Multi-objective optimization of drilling EDM process parameters of LM13 Al alloy–10ZrB2–5TiC hybrid composite using RSM

Abstract

In this study, a newly engineered stir-cast LM13 aluminium alloy-based hybrid composite (5 wt% of TiC and 10 wt% of ZrB2) is used as workpiece and its machinability investigation is carried out using EDM (electric discharge machining) drilling route with copper electrode. During experimentation, the process variables, namely current (I), pulse on-time (Ton) and pulse off-time (Toff), are varied and the output performance characteristics, viz. material removal rate (MRR), electrode wear rate (EWR) and dimensional accuracy, i.e. overcut (OC), are measured. The series of experiments (20 runs) are formulated through the adoption of response surface methodology (RSM)-based full-factorial central composite design. To recognize the correlation between the process variables and performance characteristics, a mathematical model is developed for each response. Subsequently, adequacy of the proposed models is verified using analysis of variance (ANOVA).

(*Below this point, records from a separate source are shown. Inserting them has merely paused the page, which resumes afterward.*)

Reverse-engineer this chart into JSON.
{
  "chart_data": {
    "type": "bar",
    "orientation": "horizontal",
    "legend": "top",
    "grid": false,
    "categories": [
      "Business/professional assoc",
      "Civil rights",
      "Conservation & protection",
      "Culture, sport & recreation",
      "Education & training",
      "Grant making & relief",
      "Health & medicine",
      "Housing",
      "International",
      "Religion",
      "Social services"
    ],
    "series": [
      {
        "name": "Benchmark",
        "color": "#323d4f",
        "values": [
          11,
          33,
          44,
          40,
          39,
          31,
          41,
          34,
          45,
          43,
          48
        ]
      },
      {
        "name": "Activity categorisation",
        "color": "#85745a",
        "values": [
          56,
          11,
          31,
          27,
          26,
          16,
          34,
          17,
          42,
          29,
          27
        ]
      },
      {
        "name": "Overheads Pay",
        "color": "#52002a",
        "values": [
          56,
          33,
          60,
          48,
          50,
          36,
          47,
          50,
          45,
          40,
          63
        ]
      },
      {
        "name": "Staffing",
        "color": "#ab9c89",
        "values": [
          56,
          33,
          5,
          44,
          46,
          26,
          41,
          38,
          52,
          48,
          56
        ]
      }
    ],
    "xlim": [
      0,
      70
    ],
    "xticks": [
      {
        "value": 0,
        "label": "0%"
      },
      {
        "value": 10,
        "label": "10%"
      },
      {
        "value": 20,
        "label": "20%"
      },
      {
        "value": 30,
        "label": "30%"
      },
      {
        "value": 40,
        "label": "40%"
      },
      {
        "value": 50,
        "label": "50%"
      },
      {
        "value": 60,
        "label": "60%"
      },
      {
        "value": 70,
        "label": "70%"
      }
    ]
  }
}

Moreover, ANOVA is employed to identify the significantly influencing process parameters over the performance characteristics. From the analysis of results, it is inferred that the current has the most dominant effect on MRR and EWR, whereas OC is highly influenced by Ton. Composite desirability function approach of RSM is utilized to find the optimum set of process parameters in order to satisfy the desired multi-performance characteristics (such as maximizing MRR, minimizing EWR and OC) for obtaining effective holes on hybrid LM13–10ZrB2–5TiC composite. Finally, optimized results are validated with the experimental results to determine the competence of adopted desirability approach.